26 Febbraio 2025
Stop ritenuta sui redditi senza periodo minimo
di Alessandro Germani
L’adesione all’adempimento collaborativo consente da parte delle Entrate un monitoraggio continuo del contribuente tale per cui anche in assenza dell’holding period minimo di detenzione della partecipazione viene consentita la disapplicazione della ritenuta sui dividendi e sugli interessi. Sono i contenuti delle risposte a interpello 48 e 49 delle Entrate.

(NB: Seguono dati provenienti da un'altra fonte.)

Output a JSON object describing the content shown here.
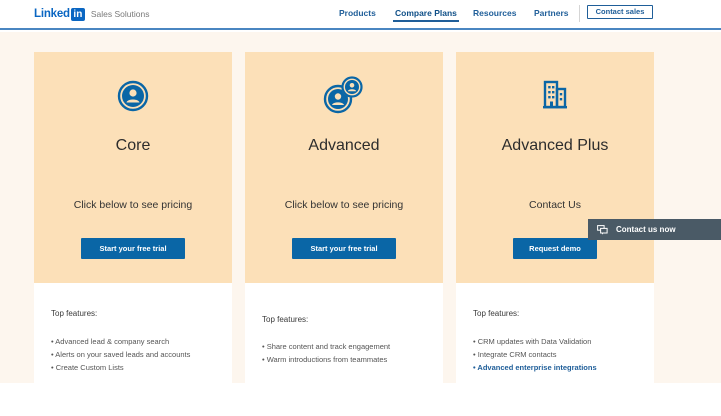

Nella prima Alfa è una società italiana detenuta integralmente da una società olandese Beta, a sua volta detenuta all’85% da una Srl italiana e al 15% da Delta BV. Alfa intende distribuire una parte dell’utile 2023 al socio Beta in esenzione da ritenuta ex articolo 27-bis del Dpr 600/73. In particolare Beta detiene almeno il 10% del capitale di Alfa (detenendone di fatto il 100%), è costituita nella forma giuridica di BV, è residente in uno Stato membro Ue senza essere considerata residente fuori dalla Ue, è ordinariamente assoggettata ad imposte sui redditi nello Stato di residenza senza fruire di esoneri. Le manca la detenzione della partecipazione da almeno un anno. Qualora non le fosse consentita la disapplicazione totale, in base all’articolo 27 comma 3-ter del Dpr 600/73 che si applica fra soggetti Ue e See potrebbe applicare la ritenuta dell’1,2% salvo poi presentare istanza di rimborso una volta integrato il periodo di possesso. Le Entrate acconsentono alla disapplicazione integrale pur in assenza dell’holding period minimo. Infatti, sebbene la circolare 60/E/01 e la risoluzione 109/E/05 abbiano negato tale possibilità, ciò va visto nell’ambito della procedura della cooperative compliance. L’Agenzia motiva quell’approccio di chiusura col fatto che ex post risulta difficile controllare che non siano state alienate le partecipazioni prima del decorso dei due anni di possesso, che rappresenta una delle condizioni previste dalla norma. Tuttavia il regime dell’adempimento collaborativo prevede l’adozione di forme di comunicazione e cooperazione rafforzate attraverso un’interlocuzione costante e preventiva (risposta 537/21). A fronte di questo l’articolo 5 del Dlgs 128/15 fra i doveri in capo all’Agenzia prevede la realizzazione di semplificazioni tributaria per questi soggetti, a fronte delle informazioni che gli stessi si impegnano a fornire. Ciò quindi consente di disapplicare la ritenuta prevista dall’articolo 27 o quella convenzionale superando l’orientamento più restrittivo della risoluzione del 2005.
Alle stesse conclusioni perviene anche la risposta n. 49, riguardante la società italiana Alfa integralmente detenuta dalla società svizzera Delta, che corrisponde interessi alla società svizzera Beta. L’istante vorrebbe disapplicare la ritenuta sugli interessi in applicazione dell’accordo Ue Svizzera del 26 ottobre 2004 (articolo 9). Ciò che osta è la condizione della lettera a) che richiede una detenzione diretta minima del 25% per almeno due anni o da parte di una terza società che detiene almeno il 25% delle altre due sempre per almeno due anni. Vi è stata una riorganizzazione nel 2024 per cui Delta detiene integralmente sia Alfa che Beta, ma chiaramente non è integrato l’holding period di due anni. Secondo l’istante ciò sarebbe superabile sempre in base alle motivazioni della risposta 537/21 per i soggetti in adempimento collaborativo. Resta ferma la necessità di provvedere al pagamento delle ritenute qualora, successivamente al pagamento degli interessi, si riscontrasse il venir meno della condizione secondo cui Delta detiene direttamente almeno il 25% del capitale tanto della prima come della seconda società per un minimo di due anni. Pertanto Alfa potrà effettuare i pagamenti di interessi senza applicazione delle ritenute di cui all’articolo 26-quater del Dpr 600 del 1973 (o delle ritenute convenzionali).